Au XIXe s., l'abolition des dîmes et l'émergence d'une nouvelle conception de l'Etat firent perdre aux pouvoirs publics le rôle clé qu'ils jouaient dans le marché frumentaire; leur action se borna dès lors essentiellement au ravitaillement en temps de guerre (Approvisionnement économique du pays). Après 1850, l'industrialisation, le développement rapide de nouveaux moyens de transport (chemin de fer, navigation fluviale) et la mécanisation permirent un rapprochement des activités de mouture et de stockage des grains, déplacées hors des localités et caractérisées par l'image de hauts silos céréaliers.
Il subsiste encore une centaine de greniers publics de l'Ancien Régime. Remontant au Moyen Age, le plus ancien est celui du couvent de Sankt Katharinental (comm. Diessenhofen, fin du XIIIe s.). Les plus imposants sont le Museggmagazin de Lucerne (1684-1686), le grand grenier de Berne avec cave et halles (Grosses Kornhaus), celui du prince-abbé de Saint-Gall au port de Rorschach (1745-1749, de Giovanni Gaspare Bagnato) et le grenier bernois de Moudon (1774-1777, de Niklaus Hebler). Pourvus de simples parois en bois, les greniers se prêtent aisément à la réaffectation: celui de Waldenburg (1673) dans le canton de Bâle-Campagne a été affecté au culte protestant en 1834, celui de Schwytz (1711-1717) a servi d'arsenal depuis 1802, puis est devenu, en 1991, le Forum de l'histoire suisse. Les halles du Molard à Genève (1690-1695) ont été utilisées comme maisons d'habitation à partir de 1801-1803, avant d'abriter, depuis le milieu du XXe s., des bureaux et des commerces. Erigé par les autorités bernoises en 1690-1692, le grenier de Morges, rénové à la fin des années 1980, est devenu un centre culturel.

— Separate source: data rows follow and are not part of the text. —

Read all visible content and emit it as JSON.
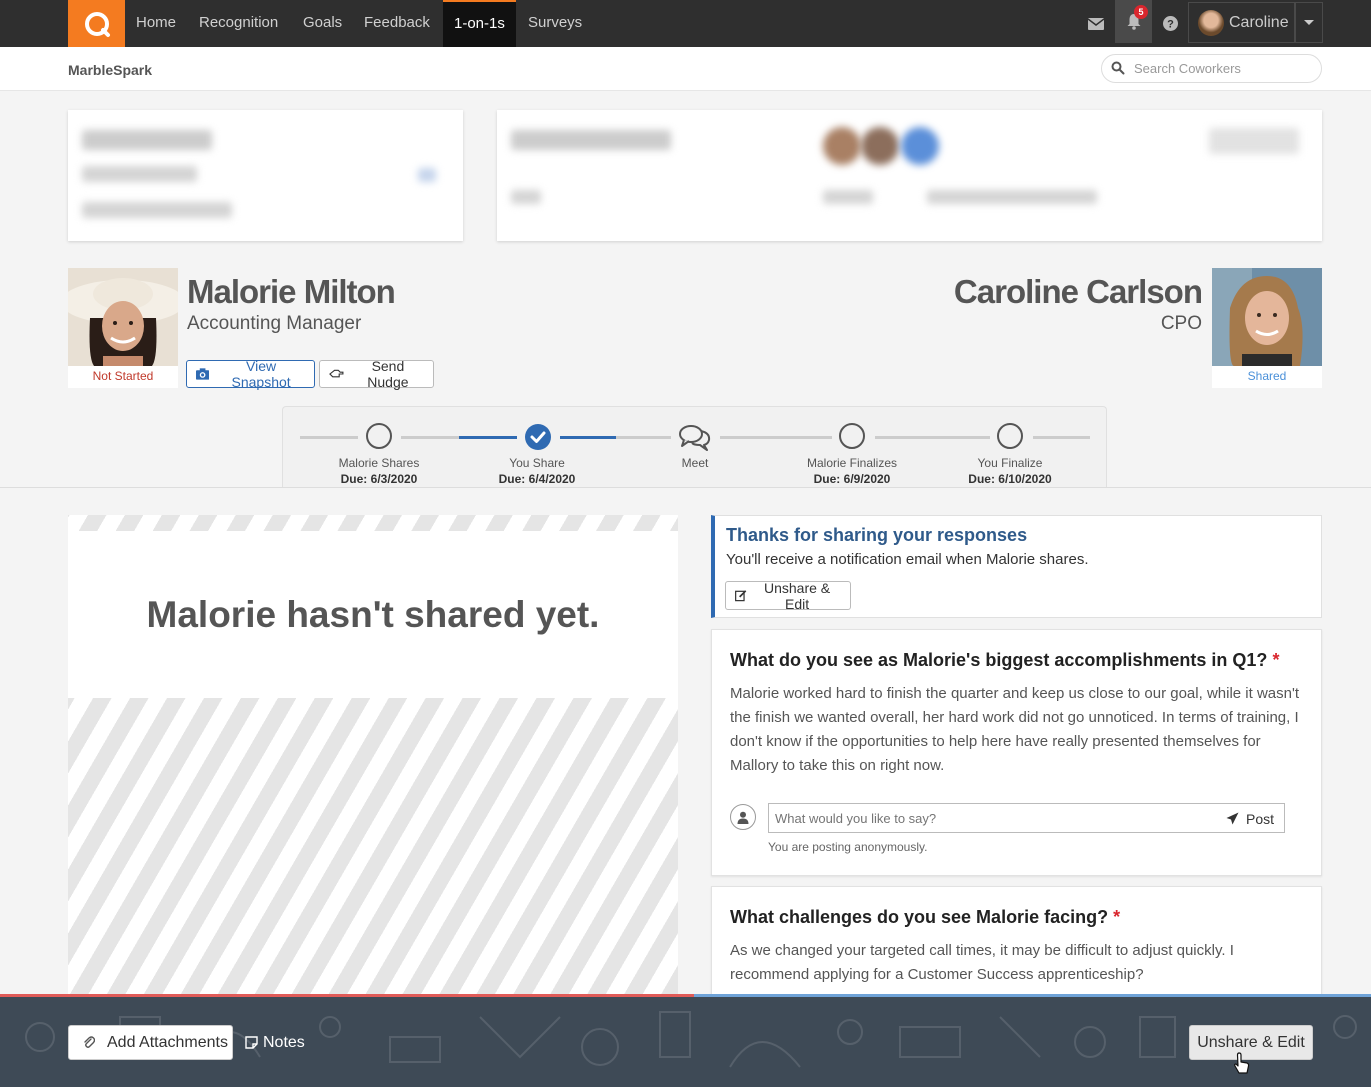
{
  "nav": {
    "items": [
      {
        "label": "Home",
        "active": false
      },
      {
        "label": "Recognition",
        "active": false
      },
      {
        "label": "Goals",
        "active": false
      },
      {
        "label": "Feedback",
        "active": false
      },
      {
        "label": "1-on-1s",
        "active": true
      },
      {
        "label": "Surveys",
        "active": false
      }
    ],
    "notification_count": "5",
    "user_name": "Caroline",
    "accent_color": "#f47b20"
  },
  "subheader": {
    "brand": "MarbleSpark",
    "search_placeholder": "Search Coworkers"
  },
  "employee": {
    "name": "Malorie Milton",
    "title": "Accounting Manager",
    "status": "Not Started",
    "status_color": "#c0392b",
    "view_snapshot_label": "View Snapshot",
    "send_nudge_label": "Send Nudge"
  },
  "manager": {
    "name": "Caroline Carlson",
    "title": "CPO",
    "status": "Shared",
    "status_color": "#4a90d9"
  },
  "steps": [
    {
      "label": "Malorie Shares",
      "due": "Due: 6/3/2020",
      "state": "pending"
    },
    {
      "label": "You Share",
      "due": "Due: 6/4/2020",
      "state": "done"
    },
    {
      "label": "Meet",
      "due": "",
      "state": "meet"
    },
    {
      "label": "Malorie Finalizes",
      "due": "Due: 6/9/2020",
      "state": "pending"
    },
    {
      "label": "You Finalize",
      "due": "Due: 6/10/2020",
      "state": "pending"
    }
  ],
  "left_panel": {
    "message": "Malorie hasn't shared yet."
  },
  "alert": {
    "title": "Thanks for sharing your responses",
    "text": "You'll receive a notification email when Malorie shares.",
    "button_label": "Unshare & Edit"
  },
  "questions": [
    {
      "title": "What do you see as Malorie's biggest accomplishments in Q1?",
      "required": "*",
      "answer": "Malorie worked hard to finish the quarter and keep us close to our goal, while it wasn't the finish we wanted overall, her hard work did not go unnoticed. In terms of training, I don't know if the opportunities to help here have really presented themselves for Mallory to take this on right now.",
      "comment_placeholder": "What would you like to say?",
      "post_label": "Post",
      "anon_note": "You are posting anonymously."
    },
    {
      "title": "What challenges do you see Malorie facing?",
      "required": "*",
      "answer": "As we changed your targeted call times, it may be difficult to adjust quickly. I recommend applying for a Customer Success apprenticeship?"
    }
  ],
  "bottom_bar": {
    "add_attachments_label": "Add Attachments",
    "notes_label": "Notes",
    "unshare_label": "Unshare & Edit"
  }
}
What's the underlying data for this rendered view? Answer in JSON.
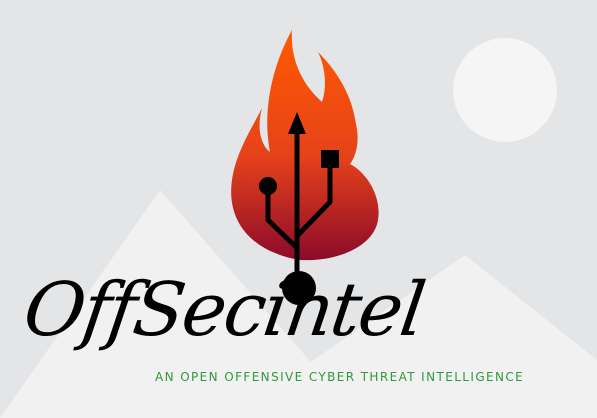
{
  "brand": {
    "name": "OffSecintel",
    "tagline": "AN  OPEN OFFENSIVE CYBER THREAT INTELLIGENCE"
  },
  "icons": {
    "flame": "flame-icon",
    "usb": "usb-icon",
    "placeholder": "image-placeholder-icon"
  },
  "colors": {
    "background": "#e4e5e6",
    "mountains": "#f1f1f1",
    "sun": "#f5f5f5",
    "flame_top": "#ff5a00",
    "flame_bottom": "#8c0a2a",
    "symbol": "#000000",
    "tagline": "#2f9a3a"
  }
}
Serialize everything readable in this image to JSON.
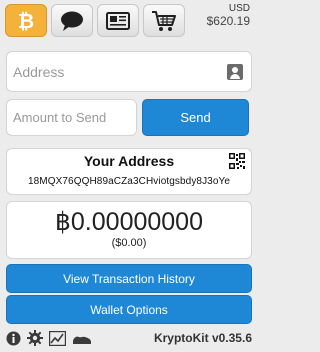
{
  "tabs": [
    {
      "name": "bitcoin-icon",
      "active": true
    },
    {
      "name": "chat-icon",
      "active": false
    },
    {
      "name": "newspaper-icon",
      "active": false
    },
    {
      "name": "cart-icon",
      "active": false
    }
  ],
  "balance_top": {
    "currency": "USD",
    "amount": "$620.19"
  },
  "address_input": {
    "placeholder": "Address",
    "value": ""
  },
  "amount_input": {
    "placeholder": "Amount to Send",
    "value": ""
  },
  "send_label": "Send",
  "your_address": {
    "title": "Your Address",
    "value": "18MQX76QQH89aCZa3CHviotgsbdy8J3oYe"
  },
  "balance": {
    "btc": "฿0.00000000",
    "usd": "($0.00)"
  },
  "buttons": {
    "history": "View Transaction History",
    "wallet": "Wallet Options"
  },
  "footer": {
    "icons": [
      "info-icon",
      "settings-icon",
      "chart-icon",
      "shoe-icon"
    ],
    "version": "KryptoKit v0.35.6"
  },
  "colors": {
    "accent": "#1e88d6",
    "active_tab": "#f4b23a"
  }
}
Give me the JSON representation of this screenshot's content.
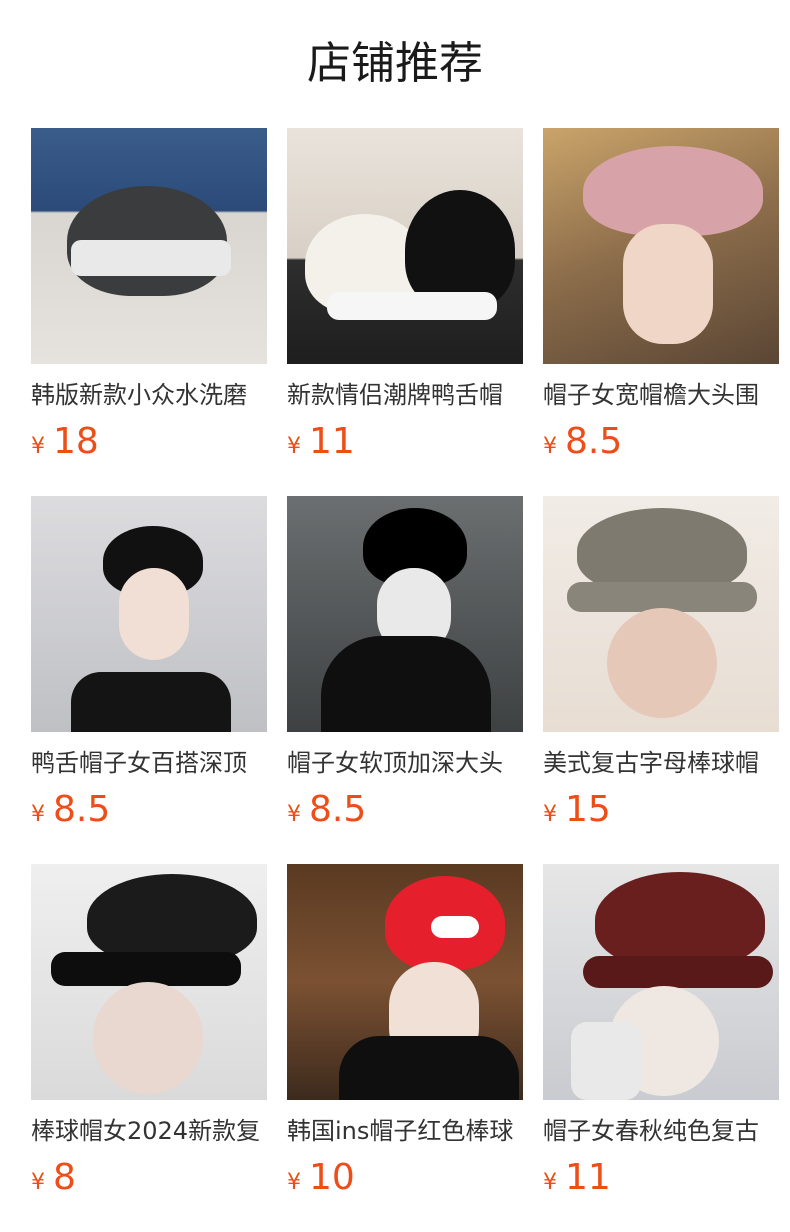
{
  "page": {
    "title": "店铺推荐"
  },
  "products": [
    {
      "name": "韩版新款小众水洗磨",
      "currency": "¥",
      "price": "18",
      "image_icon": "product-photo"
    },
    {
      "name": "新款情侣潮牌鸭舌帽",
      "currency": "¥",
      "price": "11",
      "image_icon": "product-photo"
    },
    {
      "name": "帽子女宽帽檐大头围",
      "currency": "¥",
      "price": "8.5",
      "image_icon": "product-photo"
    },
    {
      "name": "鸭舌帽子女百搭深顶",
      "currency": "¥",
      "price": "8.5",
      "image_icon": "product-photo"
    },
    {
      "name": "帽子女软顶加深大头",
      "currency": "¥",
      "price": "8.5",
      "image_icon": "product-photo"
    },
    {
      "name": "美式复古字母棒球帽",
      "currency": "¥",
      "price": "15",
      "image_icon": "product-photo"
    },
    {
      "name": "棒球帽女2024新款复",
      "currency": "¥",
      "price": "8",
      "image_icon": "product-photo"
    },
    {
      "name": "韩国ins帽子红色棒球",
      "currency": "¥",
      "price": "10",
      "image_icon": "product-photo"
    },
    {
      "name": "帽子女春秋纯色复古",
      "currency": "¥",
      "price": "11",
      "image_icon": "product-photo"
    }
  ],
  "colors": {
    "price": "#ee4d17",
    "text": "#333333"
  }
}
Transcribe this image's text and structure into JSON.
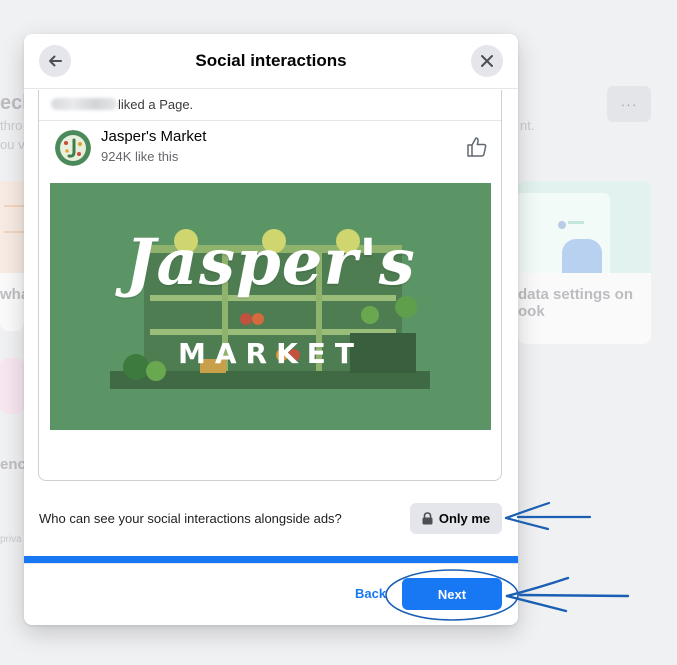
{
  "background": {
    "frag_checkup": "ecl",
    "frag_thro": "thro",
    "frag_you": "ou v",
    "frag_nt": "nt.",
    "frag_what": "wha",
    "frag_data_settings_1": "data settings on",
    "frag_data_settings_2": "ook",
    "frag_enc": "enc",
    "frag_priv": "priva",
    "more_label": "···"
  },
  "modal": {
    "title": "Social interactions",
    "back_icon": "arrow-left-icon",
    "close_icon": "close-icon",
    "activity_text": "liked a Page.",
    "page": {
      "name": "Jasper's Market",
      "likes": "924K like this",
      "cover_title": "Jasper's",
      "cover_subtitle": "MARKET"
    },
    "question": "Who can see your social interactions alongside ads?",
    "audience_button": "Only me",
    "back_label": "Back",
    "next_label": "Next"
  },
  "colors": {
    "accent": "#1877f2",
    "cover_green": "#5b9565",
    "annotation_blue": "#1a5fb4"
  }
}
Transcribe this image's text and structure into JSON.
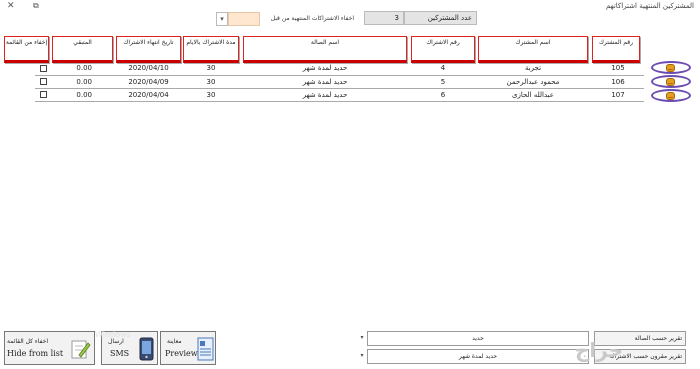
{
  "window": {
    "title": "المشتركين المنتهية اشتراكاتهم",
    "close_glyph": "✕",
    "restore_glyph": "⧉"
  },
  "filter": {
    "subscribers_count_label": "عدد المشتركين",
    "subscribers_count_value": "3",
    "hide_label": "اخفاء الاشتراكات المنتهية من قبل",
    "hide_value": ""
  },
  "table": {
    "headers": [
      "رقم المشترك",
      "اسم المشترك",
      "رقم الاشتراك",
      "اسم الصالة",
      "مدة الاشتراك بالايام",
      "تاريخ انتهاء الاشتراك",
      "المتبقي",
      "إخفاء من القائمة"
    ],
    "rows": [
      {
        "id": "105",
        "name": "تجربة",
        "subscription_no": "4",
        "hall": "حديد لمدة شهر",
        "days": "30",
        "end_date": "2020/04/10",
        "remaining": "0.00",
        "hidden": false
      },
      {
        "id": "106",
        "name": "محمود عبدالرحمن",
        "subscription_no": "5",
        "hall": "حديد لمدة شهر",
        "days": "30",
        "end_date": "2020/04/09",
        "remaining": "0.00",
        "hidden": false
      },
      {
        "id": "107",
        "name": "عبدالله الحازى",
        "subscription_no": "6",
        "hall": "حديد لمدة شهر",
        "days": "30",
        "end_date": "2020/04/04",
        "remaining": "0.00",
        "hidden": false
      }
    ]
  },
  "buttons": {
    "hide_all_ar": "اخفاء كل القائمة",
    "hide_all_en": "Hide from list",
    "sms_ar": "ارسال",
    "sms_en": "SMS",
    "preview_ar": "معاينة",
    "preview_en": "Preview"
  },
  "reports": {
    "by_hall_label": "تقرير حسب الصالة",
    "by_hall_value": "حديد",
    "by_type_label": "تقرير مقرون حسب الاشتراك",
    "by_type_value": "حديد لمدة شهر"
  },
  "watermark": {
    "text": "حراج",
    "small": "Windows"
  },
  "colors": {
    "header_border": "#cc0000",
    "oval": "#6a4bb0",
    "peach": "#ffe7cf"
  },
  "icons": [
    "close-icon",
    "restore-icon",
    "smiley-icon",
    "pencil-icon",
    "phone-icon",
    "document-icon"
  ]
}
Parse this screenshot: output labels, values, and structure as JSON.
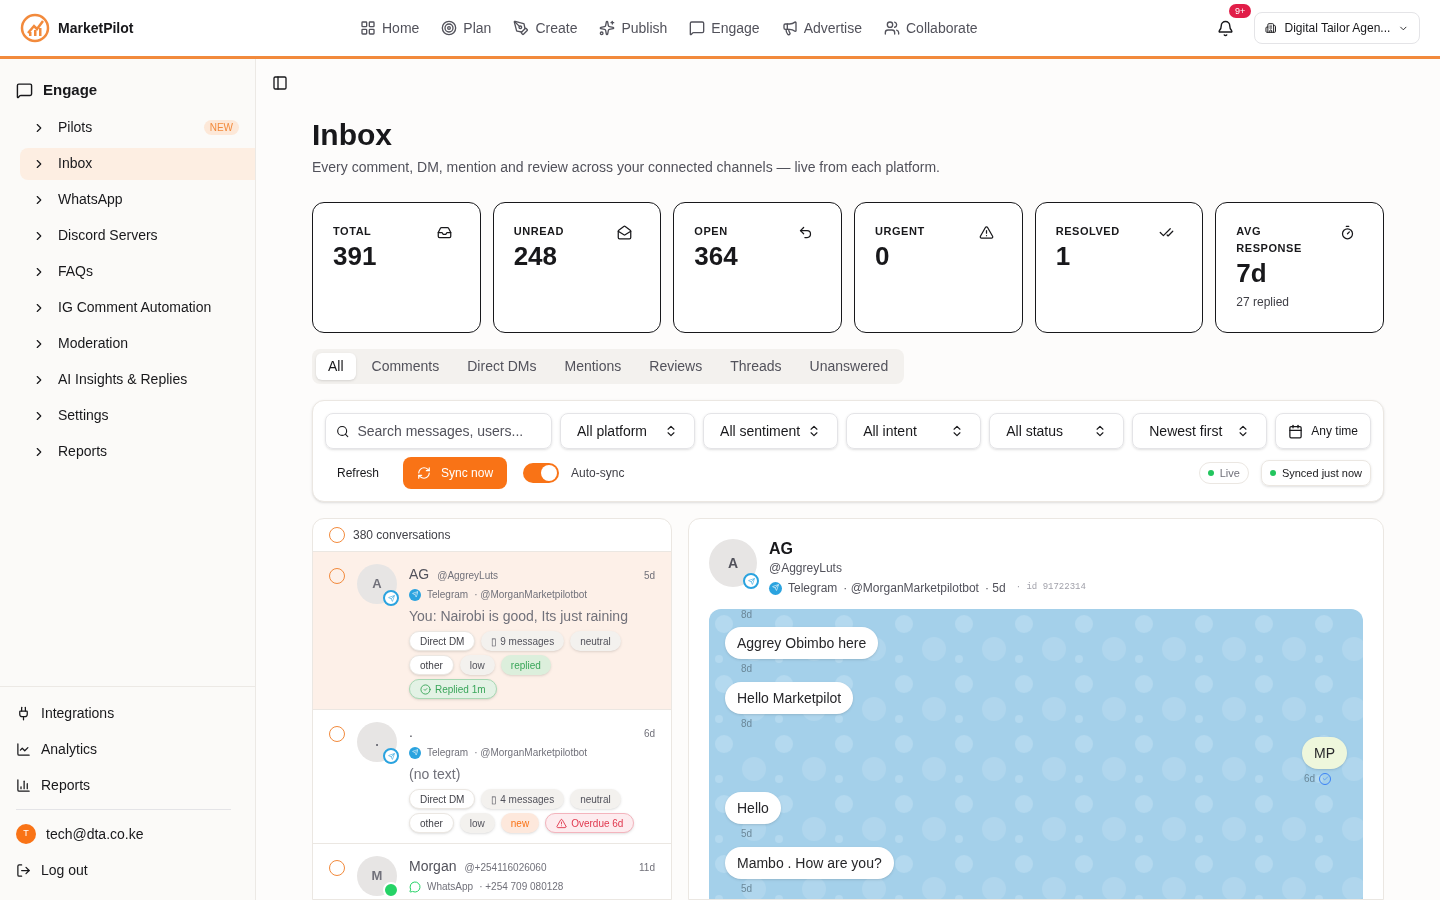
{
  "brand": "MarketPilot",
  "nav": [
    {
      "label": "Home",
      "selected": false
    },
    {
      "label": "Plan",
      "selected": false
    },
    {
      "label": "Create",
      "selected": false
    },
    {
      "label": "Publish",
      "selected": false
    },
    {
      "label": "Engage",
      "selected": false
    },
    {
      "label": "Advertise",
      "selected": false
    },
    {
      "label": "Collaborate",
      "selected": false
    }
  ],
  "notifications": {
    "badge": "9+"
  },
  "workspace": "Digital Tailor Agen...",
  "sidebar": {
    "section": "Engage",
    "items": [
      {
        "label": "Pilots",
        "selected": false,
        "badge": "NEW"
      },
      {
        "label": "Inbox",
        "selected": true
      },
      {
        "label": "WhatsApp",
        "selected": false
      },
      {
        "label": "Discord Servers",
        "selected": false
      },
      {
        "label": "FAQs",
        "selected": false
      },
      {
        "label": "IG Comment Automation",
        "selected": false
      },
      {
        "label": "Moderation",
        "selected": false
      },
      {
        "label": "AI Insights & Replies",
        "selected": false
      },
      {
        "label": "Settings",
        "selected": false
      },
      {
        "label": "Reports",
        "selected": false
      }
    ],
    "footer": [
      "Integrations",
      "Analytics",
      "Reports"
    ],
    "user": {
      "initial": "T",
      "email": "tech@dta.co.ke"
    },
    "logout": "Log out"
  },
  "page": {
    "title": "Inbox",
    "subtitle": "Every comment, DM, mention and review across your connected channels — live from each platform."
  },
  "stats": [
    {
      "label": "TOTAL",
      "value": "391"
    },
    {
      "label": "UNREAD",
      "value": "248"
    },
    {
      "label": "OPEN",
      "value": "364"
    },
    {
      "label": "URGENT",
      "value": "0"
    },
    {
      "label": "RESOLVED",
      "value": "1"
    },
    {
      "label": "AVG RESPONSE",
      "value": "7d",
      "note": "27 replied"
    }
  ],
  "tabs": [
    {
      "label": "All",
      "selected": true
    },
    {
      "label": "Comments",
      "selected": false
    },
    {
      "label": "Direct DMs",
      "selected": false
    },
    {
      "label": "Mentions",
      "selected": false
    },
    {
      "label": "Reviews",
      "selected": false
    },
    {
      "label": "Threads",
      "selected": false
    },
    {
      "label": "Unanswered",
      "selected": false
    }
  ],
  "filters": {
    "search": {
      "placeholder": "Search messages, users..."
    },
    "selects": [
      "All platform",
      "All sentiment",
      "All intent",
      "All status",
      "Newest first"
    ],
    "date": "Any time",
    "refresh": "Refresh",
    "sync": "Sync now",
    "autosync": {
      "label": "Auto-sync",
      "on": true
    },
    "live": "Live",
    "synced": "Synced just now"
  },
  "list": {
    "count": "380 conversations",
    "all_checked": false,
    "conversations": [
      {
        "initial": "A",
        "name": "AG",
        "handle": "@AggreyLuts",
        "time": "5d",
        "platform": {
          "kind": "telegram",
          "label": "Telegram"
        },
        "account": "· @MorganMarketpilotbot",
        "preview": "You: Nairobi is good, Its just raining",
        "selected": true,
        "checked": false,
        "tags": [
          [
            {
              "text": "Direct DM",
              "kind": "outline"
            },
            {
              "text": "▯ 9 messages",
              "kind": "muted"
            },
            {
              "text": "neutral",
              "kind": "muted"
            }
          ],
          [
            {
              "text": "other",
              "kind": "outline"
            },
            {
              "text": "low",
              "kind": "muted"
            },
            {
              "text": "replied",
              "kind": "success"
            }
          ],
          [
            {
              "text": "Replied 1m",
              "kind": "done"
            }
          ]
        ]
      },
      {
        "initial": ".",
        "name": ".",
        "time": "6d",
        "platform": {
          "kind": "telegram",
          "label": "Telegram"
        },
        "account": "· @MorganMarketpilotbot",
        "preview": "(no text)",
        "selected": false,
        "checked": false,
        "tags": [
          [
            {
              "text": "Direct DM",
              "kind": "outline"
            },
            {
              "text": "▯ 4 messages",
              "kind": "muted"
            },
            {
              "text": "neutral",
              "kind": "muted"
            }
          ],
          [
            {
              "text": "other",
              "kind": "outline"
            },
            {
              "text": "low",
              "kind": "muted"
            },
            {
              "text": "new",
              "kind": "warning"
            },
            {
              "text": "Overdue 6d",
              "kind": "danger"
            }
          ]
        ]
      },
      {
        "initial": "M",
        "name": "Morgan",
        "handle": "@+254116026060",
        "time": "11d",
        "platform": {
          "kind": "whatsapp",
          "label": "WhatsApp"
        },
        "account": "· +254 709 080128",
        "selected": false,
        "checked": false
      }
    ]
  },
  "thread": {
    "initial": "A",
    "name": "AG",
    "handle": "@AggreyLuts",
    "platform": {
      "kind": "telegram",
      "label": "Telegram"
    },
    "account": "· @MorganMarketpilotbot",
    "age": "· 5d",
    "id": "· id 91722314",
    "leading_time": "8d",
    "messages": [
      {
        "text": "Aggrey Obimbo here",
        "kind": "incoming",
        "time": "8d"
      },
      {
        "text": "Hello Marketpilot",
        "kind": "incoming",
        "time": "8d"
      },
      {
        "text": "MP",
        "kind": "outgoing",
        "time": "6d"
      },
      {
        "text": "Hello",
        "kind": "incoming",
        "time": "5d"
      },
      {
        "text": "Mambo . How are you?",
        "kind": "incoming",
        "time": "5d"
      }
    ]
  }
}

Pour le XXe s., on peut mentionner, en quelque sorte au titre d'héritiers des greniers d'Ancien Régime, deux constructions hors du commun. En 1912-1913, Robert Maillart construisit à Altdorf (UR) un bâtiment à dalles champignons, destiné à servir de réserve fédérale de céréales conditionnées ou en vrac pour l'approvisionnement en temps de guerre (désaffecté en 2001). En 1924, on construisit aux ports du Rhin de Bâle, sur mandat du canton de Bâle-Ville, le silo à céréales de la coopérative suisse de remorquage fluvial, premier building de la ville, dû à l'architecte Hans Bernoulli et à l'ingénieur Oskar Bosshardt.